La Ley espiritual y natural

La Ley espiritual y natural

Al espíritu le rige una Ley, la de causa y efecto. Si su siembra por sus hechos y obras es buena, su cosecha será buena. Por el contrario si su siembra por sus hechos y obras no es buena, su cosecha tampoco lo será. Lo que se siembra se cosecha. La cosecha puede llegar a ser abundante obremos ya sea en el bien o en el mal.

Nuestro Creador sólo recibirá la cosecha buena y en ella, el fruto bueno y abundante. La cosecha mala la quemará. Es decir, sólo de Sus hijos, de cada uno ha de recibir todo lo bueno, lo que no lo es, ha de ser purificado en el fuego de Su justicia.
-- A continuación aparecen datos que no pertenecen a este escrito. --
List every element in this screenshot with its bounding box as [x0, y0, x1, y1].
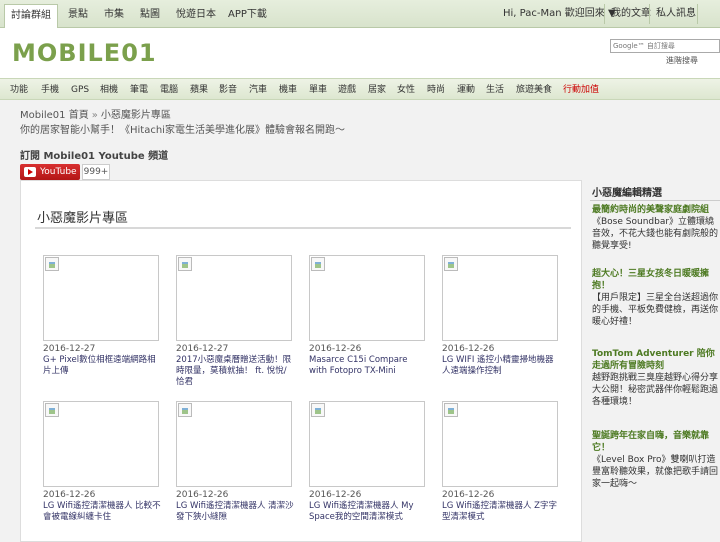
search-input[interactable]: Google™ 自訂搜尋 — [610, 39, 720, 53]
tab-app[interactable]: APP下載 — [222, 4, 273, 26]
video-title[interactable]: LG Wifi遙控清潔機器人 清潔沙發下狹小縫隙 — [176, 501, 294, 523]
video-date: 2016-12-26 — [309, 490, 362, 500]
subscriber-count: 999+ — [82, 164, 110, 180]
broken-image-icon — [45, 403, 59, 417]
video-date: 2016-12-26 — [442, 344, 495, 354]
nav-item[interactable]: 蘋果 — [190, 79, 208, 101]
news-summary: 《Bose Soundbar》立體環繞音效，不花大錢也能有劇院般的聽覺享受! — [592, 217, 719, 251]
nav-item[interactable]: 手機 — [41, 79, 59, 101]
video-title[interactable]: 2017小惡魔桌曆贈送活動！限時限量，莫積就抽！ ft. 悅悅/恰君 — [176, 355, 294, 388]
tab-attractions[interactable]: 景點 — [62, 4, 94, 26]
category-nav: 功能 手機 GPS 相機 筆電 電腦 蘋果 影音 汽車 機車 單車 遊戲 居家 … — [0, 78, 720, 100]
video-thumbnail[interactable] — [176, 401, 292, 487]
video-date: 2016-12-26 — [43, 490, 96, 500]
video-title[interactable]: G+ Pixel數位相框遠端網路相片上傳 — [43, 355, 161, 377]
video-date: 2016-12-27 — [176, 344, 229, 354]
video-date: 2016-12-26 — [442, 490, 495, 500]
breadcrumb: Mobile01 首頁» 小惡魔影片專區 — [20, 106, 171, 121]
broken-image-icon — [178, 257, 192, 271]
news-item[interactable]: 最簡約時尚的美聲家庭劇院組 《Bose Soundbar》立體環繞音效，不花大錢… — [592, 204, 718, 252]
sidebar-title: 小惡魔編輯精選 — [592, 188, 662, 199]
nav-item[interactable]: 時尚 — [427, 79, 445, 101]
tab-market[interactable]: 市集 — [98, 4, 130, 26]
video-thumbnail[interactable] — [442, 255, 558, 341]
news-summary: 【用戶限定】三星全台送超過你的手機、平板免費健檢，再送你暖心好禮！ — [592, 293, 719, 327]
breadcrumb-current: 小惡魔影片專區 — [100, 110, 171, 121]
video-thumbnail[interactable] — [309, 401, 425, 487]
video-thumbnail[interactable] — [43, 401, 159, 487]
video-panel: 小惡魔影片專區 2016-12-27 G+ Pixel數位相框遠端網路相片上傳 … — [20, 180, 582, 542]
news-headline[interactable]: 最簡約時尚的美聲家庭劇院組 — [592, 204, 718, 216]
tab-photos[interactable]: 點圖 — [134, 4, 166, 26]
logo-bar: MOBILE01 Google™ 自訂搜尋 進階搜尋 — [0, 28, 720, 78]
my-articles-link[interactable]: 我的文章 — [611, 4, 651, 24]
nav-item[interactable]: 汽車 — [249, 79, 267, 101]
top-bar: 討論群組 景點 市集 點圖 悅遊日本 APP下載 Hi, Pac-Man 歡迎回… — [0, 0, 720, 28]
news-item[interactable]: 超大心！三星女孩冬日暖暖擁抱！ 【用戶限定】三星全台送超過你的手機、平板免費健檢… — [592, 268, 718, 328]
nav-item-mobile-value[interactable]: 行動加值 — [563, 79, 599, 101]
nav-item[interactable]: 居家 — [368, 79, 386, 101]
broken-image-icon — [178, 403, 192, 417]
greeting-text: Hi, Pac-Man 歡迎回來 — [503, 8, 605, 19]
nav-item[interactable]: 電腦 — [160, 79, 178, 101]
logo-text: MOBILE01 — [12, 39, 157, 67]
video-thumbnail[interactable] — [309, 255, 425, 341]
video-title[interactable]: Masarce C15i Compare with Fotopro TX-Min… — [309, 355, 427, 377]
broken-image-icon — [444, 257, 458, 271]
news-headline[interactable]: 聖誕跨年在家自嗨，音樂就靠它！ — [592, 430, 718, 454]
site-logo[interactable]: MOBILE01 — [12, 40, 157, 66]
video-date: 2016-12-26 — [176, 490, 229, 500]
broken-image-icon — [311, 257, 325, 271]
nav-item[interactable]: 運動 — [457, 79, 475, 101]
broken-image-icon — [311, 403, 325, 417]
page-title: 小惡魔影片專區 — [37, 211, 129, 226]
video-thumbnail[interactable] — [176, 255, 292, 341]
tab-japan[interactable]: 悅遊日本 — [170, 4, 222, 26]
sidebar-divider — [590, 200, 720, 201]
promo-link[interactable]: 你的居家智能小幫手！《Hitachi家電生活美學進化展》體驗會報名開跑～ — [20, 121, 345, 136]
nav-item[interactable]: 女性 — [397, 79, 415, 101]
video-date: 2016-12-27 — [43, 344, 96, 354]
video-title[interactable]: LG Wifi遙控清潔機器人 My Space我的空間清潔模式 — [309, 501, 427, 523]
title-divider — [35, 227, 571, 229]
subscribe-label: 訂閱 Mobile01 Youtube 頻道 — [20, 151, 169, 162]
broken-image-icon — [45, 257, 59, 271]
news-summary: 越野跑挑戰三臭座越野心得分享大公開！秘密武器伴你輕鬆跑過各種環境！ — [592, 373, 719, 407]
nav-item[interactable]: 相機 — [100, 79, 118, 101]
tab-forum[interactable]: 討論群組 — [4, 4, 58, 28]
breadcrumb-home[interactable]: Mobile01 首頁 — [20, 110, 89, 121]
news-item[interactable]: TomTom Adventurer 陪你走過所有冒險時刻 越野跑挑戰三臭座越野心… — [592, 348, 718, 408]
divider — [604, 4, 605, 24]
news-item[interactable]: 聖誕跨年在家自嗨，音樂就靠它！ 《Level Box Pro》雙喇叭打造豐富聆聽… — [592, 430, 718, 490]
advanced-search-link[interactable]: 進階搜尋 — [666, 55, 698, 66]
nav-item[interactable]: 遊戲 — [338, 79, 356, 101]
video-thumbnail[interactable] — [442, 401, 558, 487]
breadcrumb-separator: » — [91, 110, 98, 121]
youtube-play-icon — [24, 167, 36, 177]
video-date: 2016-12-26 — [309, 344, 362, 354]
youtube-button-label: YouTube — [40, 167, 77, 177]
divider — [649, 4, 650, 24]
nav-item[interactable]: 功能 — [10, 79, 28, 101]
news-summary: 《Level Box Pro》雙喇叭打造豐富聆聽效果，就像把歌手請回家一起嗨～ — [592, 455, 719, 489]
video-title[interactable]: LG Wifi遙控清潔機器人 比較不會被電線糾纏卡住 — [43, 501, 161, 523]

Siempre el espíritu tendrá ocasión de sembrar y cosechar más y más en lo bueno. Y por conviccion dejar la siembra y cosecha mala. Entonces él mismo se purificará por convicción por el amor y ya no por el dolor.

La Creación está sujeta a una Ley que no le es posible corromperse a sí misma, a la Ley natural. Es el espíritu el que la pertuba, la transtorna, la envicia,… el que ha adulterado aquella Ley. El cuerpo o la materia del espíritu regida por esa Ley natural, él la ha transtornado, enviciado, ha adulterado el orden establecido que guardaba desde su principio. Es lógico que el espíritu al adultear los principios con están regidos su mundo terrenal, la Naturaleza y en su propia carne encuentre la enfermedad, el desorden, la aflicción, el sufrimiento.

Es necesario decir que es el mismo espíritu el que debe volver al orden establecido primigenio. Sólo así su mundo, la Naturaleza, su propia carne volverán a sentir la salud, la belleza, la armonía, el equilibrio…

A ello se acerca el espíritu en esta morada,… a ser el espíritu Conciente de su todo.